Tech Talk: Have You Been Tricked By “Native Advertising”? You’re Not Alone

December 7, 2012  |  

Is there “native advertising” all over this page?

Native advertising is getting a lot of press in the marketing, advertising, and media industries lately, but not as much coverage has focused on how this advertising affects users.

For the uninitiated, native advertising is branded content that appears as an ad or sponsored post on a social network or publishing site. Social sites such as Buzzfeed, Tumblr, Twitter, and even Facebook have led the trend, making their ads more integrated into the articles they publish and less of an interruption for users.

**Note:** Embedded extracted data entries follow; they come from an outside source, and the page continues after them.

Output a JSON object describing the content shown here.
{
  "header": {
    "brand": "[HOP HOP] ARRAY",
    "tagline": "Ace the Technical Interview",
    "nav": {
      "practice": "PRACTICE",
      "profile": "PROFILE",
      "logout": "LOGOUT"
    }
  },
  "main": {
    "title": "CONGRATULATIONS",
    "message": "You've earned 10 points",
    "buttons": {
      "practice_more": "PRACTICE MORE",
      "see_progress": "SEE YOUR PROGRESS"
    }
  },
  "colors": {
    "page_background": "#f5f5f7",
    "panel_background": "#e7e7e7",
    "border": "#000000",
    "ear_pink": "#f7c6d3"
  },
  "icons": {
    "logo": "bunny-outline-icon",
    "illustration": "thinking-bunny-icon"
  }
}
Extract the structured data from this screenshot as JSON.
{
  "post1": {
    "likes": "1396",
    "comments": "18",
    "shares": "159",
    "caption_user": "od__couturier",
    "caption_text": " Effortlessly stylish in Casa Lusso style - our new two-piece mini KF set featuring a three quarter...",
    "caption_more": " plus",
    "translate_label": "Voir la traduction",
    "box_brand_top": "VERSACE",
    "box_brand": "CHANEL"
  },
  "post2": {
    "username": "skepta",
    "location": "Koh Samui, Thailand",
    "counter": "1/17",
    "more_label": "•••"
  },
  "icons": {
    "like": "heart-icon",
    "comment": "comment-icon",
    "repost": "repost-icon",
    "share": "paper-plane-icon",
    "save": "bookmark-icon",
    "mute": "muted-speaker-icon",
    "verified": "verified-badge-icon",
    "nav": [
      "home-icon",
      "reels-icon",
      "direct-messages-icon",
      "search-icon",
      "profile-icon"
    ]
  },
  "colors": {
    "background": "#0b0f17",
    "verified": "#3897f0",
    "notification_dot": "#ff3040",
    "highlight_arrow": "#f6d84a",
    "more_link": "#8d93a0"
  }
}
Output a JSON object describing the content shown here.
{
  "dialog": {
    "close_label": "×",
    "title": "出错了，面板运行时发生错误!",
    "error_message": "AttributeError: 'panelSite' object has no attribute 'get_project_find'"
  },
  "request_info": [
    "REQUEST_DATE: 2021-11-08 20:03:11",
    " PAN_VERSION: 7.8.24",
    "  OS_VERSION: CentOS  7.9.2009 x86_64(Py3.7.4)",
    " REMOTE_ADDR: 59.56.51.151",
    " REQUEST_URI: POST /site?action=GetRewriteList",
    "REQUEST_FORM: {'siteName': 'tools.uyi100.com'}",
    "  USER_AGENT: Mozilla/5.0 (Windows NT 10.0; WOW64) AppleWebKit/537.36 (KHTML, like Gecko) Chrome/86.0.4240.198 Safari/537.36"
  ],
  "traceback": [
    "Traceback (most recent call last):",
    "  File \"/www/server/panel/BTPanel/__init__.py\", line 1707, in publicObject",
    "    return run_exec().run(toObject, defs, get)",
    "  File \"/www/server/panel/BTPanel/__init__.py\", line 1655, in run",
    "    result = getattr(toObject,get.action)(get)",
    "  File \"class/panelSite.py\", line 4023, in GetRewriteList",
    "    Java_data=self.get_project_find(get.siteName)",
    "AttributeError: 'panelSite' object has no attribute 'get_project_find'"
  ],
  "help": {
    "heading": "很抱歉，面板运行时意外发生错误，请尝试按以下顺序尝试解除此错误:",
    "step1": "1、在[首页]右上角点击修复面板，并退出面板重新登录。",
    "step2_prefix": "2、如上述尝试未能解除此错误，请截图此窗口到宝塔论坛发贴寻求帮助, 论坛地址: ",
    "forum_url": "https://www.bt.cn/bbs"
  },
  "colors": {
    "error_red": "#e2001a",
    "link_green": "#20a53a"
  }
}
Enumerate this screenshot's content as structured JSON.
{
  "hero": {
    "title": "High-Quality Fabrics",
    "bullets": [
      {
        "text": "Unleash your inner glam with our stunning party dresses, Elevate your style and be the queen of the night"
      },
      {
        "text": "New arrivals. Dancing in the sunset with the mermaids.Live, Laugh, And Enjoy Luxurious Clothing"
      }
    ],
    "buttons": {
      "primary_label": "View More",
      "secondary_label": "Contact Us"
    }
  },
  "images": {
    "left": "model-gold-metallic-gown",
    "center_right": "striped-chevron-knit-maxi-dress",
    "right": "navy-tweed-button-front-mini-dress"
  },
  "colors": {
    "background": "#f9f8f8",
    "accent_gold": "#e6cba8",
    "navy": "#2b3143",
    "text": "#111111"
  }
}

Think of Promoted Tweets that show up in your Twitter stream or the sponsored posts from Old Navy or Virgin Mobile on Buzzfeed. Besides more social sites, publishers including The Atlantic,, and Mashable have all introduced native ad options in recent weeks. Most recently, Skype announced that it will expand its advertising platform in 2013 to include native ad types such as interactive video placements.

For advertisers, these native formats have pros and cons. To start, the company must prepare unique ads for each platform they advertise on, in order to seamlessly fit in with the content, as opposed to creating one display ad to spread out over various platforms. That takes time and money. But the ads generally perform better.

Twitter has been very public about how well its ads perform. An average Promoted Tweet sees between one and three percent click-through rate (CTR). In comparison, the average CTR for Google’s Display Network in the third quarter of 2012 was 0.18 percent.

However, like advertorials and other types of branded content before them, native advertising can be misleading or confusing for readers and users. In October 2012, in-app social and mobile advertising company MediaBrix found that 88 percent of US internet users said they had been confused by a video that looked like regular content but turned out to be an ad. Additionally, Facebook’s Sponsored Stories and Twitter’s Promoted Tweets had also been misleading for 57 percent and 45 percent of respondents, respectively.

While consumers aren’t thrilled about most ads out there, they believe ads should tell a story. According to Adobe’s State of Online Advertising study from October 2012, 68 percent of consumers think online advertising is annoying and 73 percent said that advertisements should tell a unique story, not just try to sell a product.

Looking at the black community specifically, 62 percent of black consumers that digitally connect with a mobile devices told Nielsen they are OK with advertising if it means they can access content for free.

According to several sources including Nielsen, black consumers also respond better to advertising that is inclusive of their community and relevant to their lives. By creating a unique native ad, brands can connect with the black audience in a way that other types of advertising just can’t do.

Therefore, if you have to sit through ads, wouldn’t you rather have them not interrupt your experience, tell an interesting and relevant story, and fit into the overall theme and feel of the site you’re currently on?

Many are heralding native advertisements as the next game-changer in advertising. Others note that it is just advertorials for the internet age. However, with the growing interest in these types of ads, and the attitudes consumers have toward them, this is a shift in online advertising.

By focusing on angles that are interesting to customers—storytelling, relevant content, integrated experiences—advertising can become less annoying and more eye-catching and shareable, traits that are necessary in this social-sharing age. And while users aren’t thrilled with the sometimes misleading nature of native ads, this shift will eventually lead to advertising that will work seamlessly for consumers.